The source suggest that there is a winning strategy (I assume that for us) and that it is related to error correction codes.
I tried to use induction of $m$ ($2^{k-1} \to 2^k$) but failed. It is easily achievable to detect the half of $\{1, \dots, m\}$ in which $n$ lies, but not to force the opponent to spend a half of opportunities to lie.
Since it has something to do with error correction codes, I also tried to get some new insights by constructing a code which translates the words from $\mathbb{Z}_2^{\log_2 m}$ ($m$ in binary) to $\mathbb{Z}_2^m$ (sequence of answers, some of them are lies). The code needs to have distance at least $m/2$ to detect $m/4$ "errors" (code distance = minimal Hamming distance between the code words).
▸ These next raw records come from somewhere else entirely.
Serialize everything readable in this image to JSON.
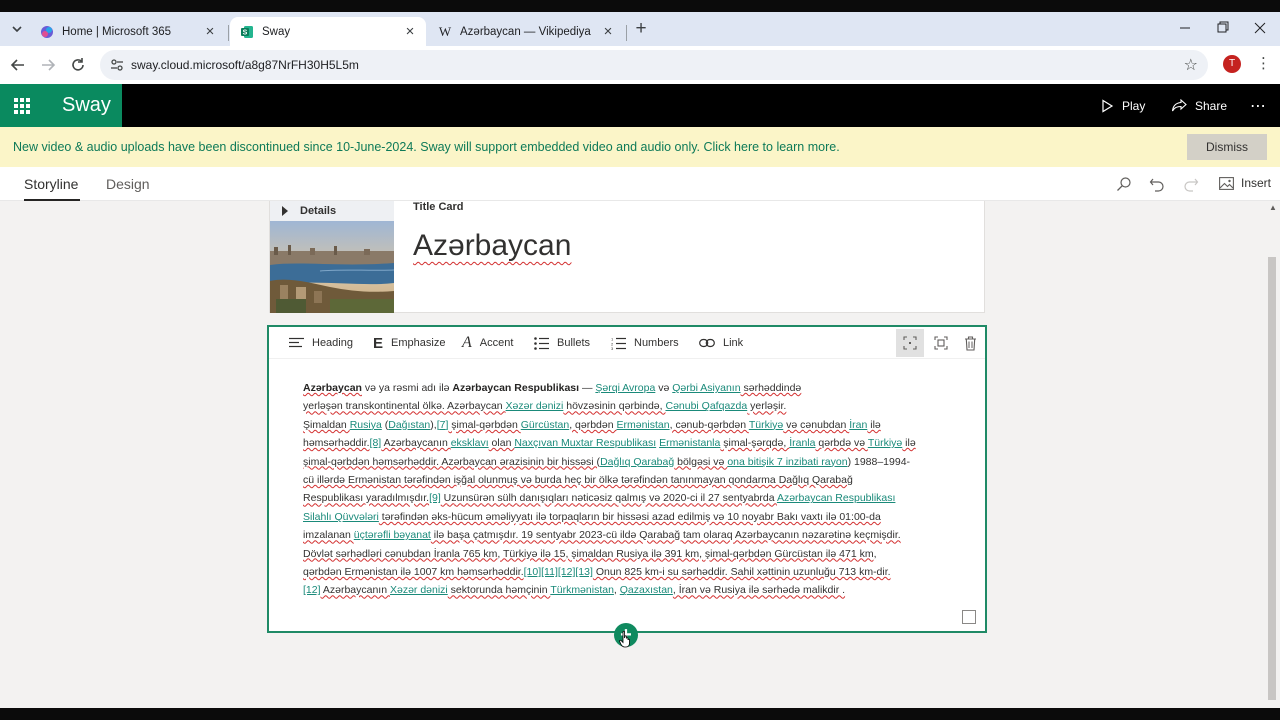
{
  "browser": {
    "tabs": [
      {
        "label": "Home | Microsoft 365",
        "icon": "microsoft365-icon",
        "active": false
      },
      {
        "label": "Sway",
        "icon": "sway-icon",
        "active": true
      },
      {
        "label": "Azərbaycan — Vikipediya",
        "icon": "wikipedia-icon",
        "active": false
      }
    ],
    "url": "sway.cloud.microsoft/a8g87NrFH30H5L5m",
    "profile_initial": "T"
  },
  "app": {
    "brand": "Sway",
    "brand_color": "#0a8a5f",
    "header_actions": {
      "play": "Play",
      "share": "Share"
    }
  },
  "notice": {
    "text": "New video & audio uploads have been discontinued since 10-June-2024. Sway will support embedded video and audio only. Click here to learn more.",
    "dismiss": "Dismiss"
  },
  "nav": {
    "storyline": "Storyline",
    "design": "Design",
    "insert": "Insert"
  },
  "title_card": {
    "details": "Details",
    "card_type": "Title Card",
    "title": "Azərbaycan"
  },
  "text_card": {
    "toolbar": {
      "heading": "Heading",
      "emphasize": "Emphasize",
      "accent": "Accent",
      "bullets": "Bullets",
      "numbers": "Numbers",
      "link": "Link"
    },
    "body": {
      "t01": "Azərbaycan",
      "t02": " və ya rəsmi adı ilə ",
      "t03": "Azərbaycan Respublikası",
      "t04": " — ",
      "t05": "Şərqi Avropa",
      "t06": " və ",
      "t07": "Qərbi Asiyanın",
      "t08": " sərhəddində",
      "t09": "yerləşən transkontinental ölkə. Azərbaycan ",
      "t10": "Xəzər dənizi",
      "t11": " hövzəsinin qərbində, ",
      "t12": "Cənubi Qafqazda",
      "t13": " yerləşir.",
      "t14": "Şimaldan ",
      "t15": "Rusiya",
      "t16": " (",
      "t17": "Dağıstan",
      "t18": "),",
      "t19": "[7]",
      "t20": " şimal-qərbdən ",
      "t21": "Gürcüstan",
      "t22": ", qərbdən ",
      "t23": "Ermənistan",
      "t24": ", cənub-qərbdən ",
      "t25": "Türkiyə",
      "t26": " və cənubdan ",
      "t27": "İran",
      "t28": " ilə",
      "t29": "həmsərhəddir.",
      "t30": "[8]",
      "t31": " Azərbaycanın ",
      "t32": "eksklavı",
      "t33": " olan ",
      "t34": "Naxçıvan Muxtar Respublikası",
      "t35": " ",
      "t36": "Ermənistanla",
      "t37": " şimal-şərqdə, ",
      "t38": "İranla",
      "t39": " qərbdə və ",
      "t40": "Türkiyə",
      "t41": " ilə",
      "t42": "şimal-qərbdən həmsərhəddir. Azərbaycan ərazisinin bir hissəsi (",
      "t43": "Dağlıq Qarabağ",
      "t44": " bölgəsi və ",
      "t45": "ona bitişik 7 inzibati rayon",
      "t46": ") 1988–1994-",
      "t47": "cü illərdə Ermənistan tərəfindən işğal olunmuş və burda heç bir ölkə tərəfindən tanınmayan qondarma Dağlıq Qarabağ",
      "t48": "Respublikası yaradılmışdır.",
      "t49": "[9]",
      "t50": " Uzunsürən sülh danışıqları nəticəsiz qalmış və 2020-ci il 27 sentyabrda ",
      "t51": "Azərbaycan Respublikası",
      "t52": "Silahlı Qüvvələri",
      "t53": " tərəfindən əks-hücum əməliyyatı ilə torpaqların bir hissəsi azad edilmiş və 10 noyabr Bakı vaxtı ilə 01:00-da",
      "t54": "imzalanan ",
      "t55": "üçtərəfli bəyanat",
      "t56": " ilə başa çatmışdır. 19 sentyabr 2023-cü ildə Qarabağ tam olaraq Azərbaycanın nəzarətinə keçmişdir.",
      "t57": "Dövlət sərhədləri cənubdan İranla 765 km, Türkiyə ilə 15, şimaldan Rusiya ilə 391 km, şimal-qərbdən Gürcüstan ilə 471 km,",
      "t58": "qərbdən Ermənistan ilə 1007 km həmsərhəddir.",
      "t59": "[10][11][12][13]",
      "t60": " Onun 825 km-i su sərhəddir. Sahil xəttinin uzunluğu 713 km-dir.",
      "t61": "[12]",
      "t62": " Azərbaycanın ",
      "t63": "Xəzər dənizi",
      "t64": " sektorunda həmçinin ",
      "t65": "Türkmənistan",
      "t66": ", ",
      "t67": "Qazaxıstan",
      "t68": ", İran və Rusiya ilə sərhədə malikdir ."
    }
  }
}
However, just having the code is not sufficient. It is also necessary to have the proper set of questions which makes the translation (i.e. the coding function). Then it is possible to ask the questions and reconstruct the number $n$ from the answers (i.e. correct the errors and deduce the $n$). But now, it is an idea which is very far for anything concrete.
Here's a start.
Let $m = 2^k$. Consider the Hadamard code $[2^k,k, 2^{k - 1}]_2$. Every number $n \in {1, \ldots, m}$ corresponds to a codeword $Had(n)$ of length $m$, i.e. a sequence of $m$ bits. For each $i \in {1, \ldots, m}$, let $X_i$ be the set $$X_i = \{n \in \{1, \ldots, m\} | \text{the }i\text{-th bit of Had}(n)\text{ is }1 \}.$$
There's the obvious $m$ questions you can ask, and since your opponent only lies $m/4 - 1$ times at most, you will be able to decode the codeword to the correct number.